Büyük olasılıkla, Dryden’dan önce bir metafizik ekolü ya da “Metafizik Şairler” grubundan bahseden tek yazar, mektuplarından birinde ‘’Metafizik Fikirler ve Skolastik Nitelikler’’den bahseden Drummond of Hawthornden’dir (1585-1649).
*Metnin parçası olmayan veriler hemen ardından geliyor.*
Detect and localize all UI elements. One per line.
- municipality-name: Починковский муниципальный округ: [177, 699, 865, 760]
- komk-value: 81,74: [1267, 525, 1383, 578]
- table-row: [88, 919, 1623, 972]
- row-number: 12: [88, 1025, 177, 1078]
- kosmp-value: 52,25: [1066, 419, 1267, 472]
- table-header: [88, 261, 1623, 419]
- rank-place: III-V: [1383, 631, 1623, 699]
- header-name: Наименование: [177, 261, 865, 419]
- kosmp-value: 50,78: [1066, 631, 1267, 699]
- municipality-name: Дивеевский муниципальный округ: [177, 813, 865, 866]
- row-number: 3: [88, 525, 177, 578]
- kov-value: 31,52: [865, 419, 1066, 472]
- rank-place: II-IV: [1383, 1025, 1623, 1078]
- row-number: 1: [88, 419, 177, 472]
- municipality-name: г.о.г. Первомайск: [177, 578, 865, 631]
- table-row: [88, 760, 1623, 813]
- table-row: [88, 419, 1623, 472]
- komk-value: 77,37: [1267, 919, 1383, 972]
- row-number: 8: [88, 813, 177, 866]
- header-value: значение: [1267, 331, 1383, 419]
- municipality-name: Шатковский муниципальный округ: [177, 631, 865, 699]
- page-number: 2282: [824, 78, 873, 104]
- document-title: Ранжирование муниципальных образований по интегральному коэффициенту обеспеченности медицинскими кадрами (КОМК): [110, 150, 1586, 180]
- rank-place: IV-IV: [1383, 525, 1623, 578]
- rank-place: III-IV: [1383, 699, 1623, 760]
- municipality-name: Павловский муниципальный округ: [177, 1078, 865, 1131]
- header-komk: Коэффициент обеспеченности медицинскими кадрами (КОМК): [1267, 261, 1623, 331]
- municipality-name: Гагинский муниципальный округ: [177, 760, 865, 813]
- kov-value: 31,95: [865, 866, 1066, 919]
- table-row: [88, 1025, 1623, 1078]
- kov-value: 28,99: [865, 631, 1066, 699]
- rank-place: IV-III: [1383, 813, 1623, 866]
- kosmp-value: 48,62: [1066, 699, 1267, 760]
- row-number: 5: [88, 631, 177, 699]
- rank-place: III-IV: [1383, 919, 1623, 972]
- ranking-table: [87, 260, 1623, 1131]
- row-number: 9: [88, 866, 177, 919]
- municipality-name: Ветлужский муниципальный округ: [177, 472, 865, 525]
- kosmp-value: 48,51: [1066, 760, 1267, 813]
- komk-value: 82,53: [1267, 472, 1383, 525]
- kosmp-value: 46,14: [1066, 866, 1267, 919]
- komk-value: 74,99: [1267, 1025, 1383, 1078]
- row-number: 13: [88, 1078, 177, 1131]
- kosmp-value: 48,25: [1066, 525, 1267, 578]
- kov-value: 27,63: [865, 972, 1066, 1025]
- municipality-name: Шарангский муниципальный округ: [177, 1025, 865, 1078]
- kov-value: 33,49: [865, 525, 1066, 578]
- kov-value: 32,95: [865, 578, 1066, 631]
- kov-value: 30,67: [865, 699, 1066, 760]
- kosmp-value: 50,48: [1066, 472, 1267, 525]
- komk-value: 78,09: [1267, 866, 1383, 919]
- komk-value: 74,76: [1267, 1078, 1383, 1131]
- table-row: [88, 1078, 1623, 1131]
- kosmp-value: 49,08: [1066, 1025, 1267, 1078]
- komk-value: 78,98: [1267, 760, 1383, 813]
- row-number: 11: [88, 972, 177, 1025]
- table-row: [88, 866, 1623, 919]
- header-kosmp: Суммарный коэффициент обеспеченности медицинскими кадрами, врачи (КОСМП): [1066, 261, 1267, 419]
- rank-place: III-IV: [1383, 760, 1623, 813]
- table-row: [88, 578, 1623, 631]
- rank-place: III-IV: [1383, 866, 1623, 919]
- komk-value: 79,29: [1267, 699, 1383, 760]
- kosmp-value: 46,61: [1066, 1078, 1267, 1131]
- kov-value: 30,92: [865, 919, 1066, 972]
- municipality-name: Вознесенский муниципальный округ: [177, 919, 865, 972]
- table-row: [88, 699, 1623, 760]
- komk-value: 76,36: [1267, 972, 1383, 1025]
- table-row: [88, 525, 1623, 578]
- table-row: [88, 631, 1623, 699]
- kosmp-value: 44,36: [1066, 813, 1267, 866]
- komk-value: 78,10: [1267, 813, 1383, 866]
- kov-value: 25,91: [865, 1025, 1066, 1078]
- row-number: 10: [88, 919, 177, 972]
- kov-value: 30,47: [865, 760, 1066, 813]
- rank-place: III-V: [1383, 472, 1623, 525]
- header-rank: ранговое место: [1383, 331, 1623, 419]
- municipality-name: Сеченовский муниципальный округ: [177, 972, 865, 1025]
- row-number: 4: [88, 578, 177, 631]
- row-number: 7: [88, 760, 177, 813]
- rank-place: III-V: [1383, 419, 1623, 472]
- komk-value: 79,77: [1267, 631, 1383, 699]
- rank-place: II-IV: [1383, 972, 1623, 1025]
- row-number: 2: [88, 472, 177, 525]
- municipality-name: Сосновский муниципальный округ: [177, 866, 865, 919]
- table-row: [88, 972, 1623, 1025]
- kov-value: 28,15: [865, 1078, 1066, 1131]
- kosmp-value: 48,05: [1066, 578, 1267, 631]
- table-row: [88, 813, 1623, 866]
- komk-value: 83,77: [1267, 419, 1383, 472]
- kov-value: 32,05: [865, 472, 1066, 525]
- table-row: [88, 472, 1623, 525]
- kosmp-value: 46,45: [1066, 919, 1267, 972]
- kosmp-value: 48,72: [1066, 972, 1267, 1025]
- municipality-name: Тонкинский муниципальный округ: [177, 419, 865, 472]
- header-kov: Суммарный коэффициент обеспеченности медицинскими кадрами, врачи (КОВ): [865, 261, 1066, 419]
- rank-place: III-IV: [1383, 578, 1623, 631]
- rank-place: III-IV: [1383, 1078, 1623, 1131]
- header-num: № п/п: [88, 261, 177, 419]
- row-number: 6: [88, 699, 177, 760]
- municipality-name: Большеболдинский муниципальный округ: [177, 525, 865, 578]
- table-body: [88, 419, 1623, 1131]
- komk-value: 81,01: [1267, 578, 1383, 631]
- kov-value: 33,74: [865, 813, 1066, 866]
Johnson’ın ‘’metafizik şiir’’ değerlendirmesi de özellikle onur verici değildir, çünkü şöyle yazmıştır:
“Metafizik Şairler’ bilim adamlarıydılar ve bildiklerini göstermek onların tüm çabasıydı. Ancak ne yazık ki şiir yazmak yerine bunu uyaklı sözlerle gösterme çözümünü buldular, yalnızca dörtlükler yazdılar ve çoklukla bu dörtlükler kulağa hitap etmek üzere yazılmış şeylerden çok onların uyak denemeleri olarak kaldı.Hatta modülasyon o kadar kusurluydu ki yalnızca heceleri sayılarak bu metinlerin şiir oldukları anlaşılabiliyordu. En heterojen fikirler zorla bir araya getiriliyor; doğa ve sanat betimlemeleri, karşılaştırmalar ve anıştırmalarla yağmalanıyordu. Bu eserlerin incelikleri şaşırtıcı oluyordu ancak okur genel olarak onlara hayran olmuyor, çok nadiren okuduklarını beğeniyordu.”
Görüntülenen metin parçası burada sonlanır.